Acho que o brasileiro relaciona a experiência de ser mal avaliado com ser fracassado ou rejeitado, no entanto avaliar mal é uma atividade diária: repudiamos certas marcas de café em pó, adoramos descer o malho em hotéis ruins no TripAdvisor, falamos mal de superiores hierárquicos e criticamos professores "que não querem nada". Avaliar mal é uma tarefa tão comum quanto avaliar bem, mas a etiqueta recomenda que o mal desempenho no Brasil só seja declarado em público na condição de anonimato.

O anonimato é o grande amigo do avaliador brasileiro. Adoramos usar nomes fortes como MadMax para nos esconder e colocar em fóruns e listas de discussão tudo o que realmente sentimos em relação a uma pessoa ou objeto. Que se dane o rastreamento, nos dirigimos para uma lan house num bairro pobre para dizer todas as verdades do mundo e continuar oculto. O login funciona como a máscara de um Zorro virtual e sua nobre causa: dar a nossa opinião sincera e avaliar mal.

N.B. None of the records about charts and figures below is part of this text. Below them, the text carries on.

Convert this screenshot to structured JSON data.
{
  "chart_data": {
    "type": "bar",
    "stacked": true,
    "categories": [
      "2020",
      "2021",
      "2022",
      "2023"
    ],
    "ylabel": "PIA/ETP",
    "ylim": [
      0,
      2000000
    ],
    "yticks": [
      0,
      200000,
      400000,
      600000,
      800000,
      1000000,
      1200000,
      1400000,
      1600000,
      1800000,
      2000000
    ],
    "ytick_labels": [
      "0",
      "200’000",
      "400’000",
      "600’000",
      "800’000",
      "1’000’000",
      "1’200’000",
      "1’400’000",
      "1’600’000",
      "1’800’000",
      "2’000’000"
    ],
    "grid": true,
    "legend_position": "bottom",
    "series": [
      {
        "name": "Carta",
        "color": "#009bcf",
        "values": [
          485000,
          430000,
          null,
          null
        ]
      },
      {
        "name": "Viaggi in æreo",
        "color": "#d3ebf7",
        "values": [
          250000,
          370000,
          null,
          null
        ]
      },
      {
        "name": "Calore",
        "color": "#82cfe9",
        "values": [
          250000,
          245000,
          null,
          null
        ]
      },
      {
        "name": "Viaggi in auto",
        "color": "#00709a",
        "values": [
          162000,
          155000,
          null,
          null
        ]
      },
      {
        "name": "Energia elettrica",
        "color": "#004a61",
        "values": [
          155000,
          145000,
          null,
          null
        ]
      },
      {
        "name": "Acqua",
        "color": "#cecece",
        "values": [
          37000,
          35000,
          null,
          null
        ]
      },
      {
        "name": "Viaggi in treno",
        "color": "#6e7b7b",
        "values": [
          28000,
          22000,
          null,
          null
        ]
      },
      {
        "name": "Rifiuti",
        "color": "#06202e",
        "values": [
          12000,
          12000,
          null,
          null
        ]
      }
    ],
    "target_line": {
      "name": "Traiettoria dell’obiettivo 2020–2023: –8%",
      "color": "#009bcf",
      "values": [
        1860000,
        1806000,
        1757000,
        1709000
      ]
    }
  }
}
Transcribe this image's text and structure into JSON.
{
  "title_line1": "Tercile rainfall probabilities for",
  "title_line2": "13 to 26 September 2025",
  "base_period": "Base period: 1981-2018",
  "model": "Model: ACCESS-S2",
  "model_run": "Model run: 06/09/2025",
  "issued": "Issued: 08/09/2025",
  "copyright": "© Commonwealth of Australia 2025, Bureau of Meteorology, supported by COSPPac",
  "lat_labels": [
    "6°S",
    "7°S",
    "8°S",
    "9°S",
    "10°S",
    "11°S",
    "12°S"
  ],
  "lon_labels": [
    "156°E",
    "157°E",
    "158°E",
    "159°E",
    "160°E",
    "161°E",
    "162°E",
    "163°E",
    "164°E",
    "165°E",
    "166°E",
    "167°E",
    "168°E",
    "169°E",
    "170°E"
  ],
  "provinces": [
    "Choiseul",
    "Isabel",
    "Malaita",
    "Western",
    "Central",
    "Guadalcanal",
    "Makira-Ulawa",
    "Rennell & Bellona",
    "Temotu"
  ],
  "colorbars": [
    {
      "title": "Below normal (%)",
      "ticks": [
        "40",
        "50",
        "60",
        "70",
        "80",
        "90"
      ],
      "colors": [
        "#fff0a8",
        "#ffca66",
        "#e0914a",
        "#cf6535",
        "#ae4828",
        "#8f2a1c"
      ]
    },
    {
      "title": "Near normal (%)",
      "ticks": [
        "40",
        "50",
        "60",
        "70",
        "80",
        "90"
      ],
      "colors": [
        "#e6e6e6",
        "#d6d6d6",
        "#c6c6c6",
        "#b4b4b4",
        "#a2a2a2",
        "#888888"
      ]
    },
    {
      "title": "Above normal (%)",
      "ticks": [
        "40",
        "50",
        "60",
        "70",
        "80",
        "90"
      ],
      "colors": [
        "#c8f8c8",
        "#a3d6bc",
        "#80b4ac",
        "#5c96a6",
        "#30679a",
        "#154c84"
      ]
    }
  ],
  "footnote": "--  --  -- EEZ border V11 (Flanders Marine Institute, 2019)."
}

Mas por que isto? Por que não ser sincero em todos os nossos passos? Por que não arcar com o peso das nossas opiniões e ganhar de brinde uma cabeça menos hipócrita? Podem falar mal de mim e me reprovar, eu não ligo. Eu sigo a filosofia do grande Johnnie Walker e me mantenho andando. Ninguém morre por causa de avaliação.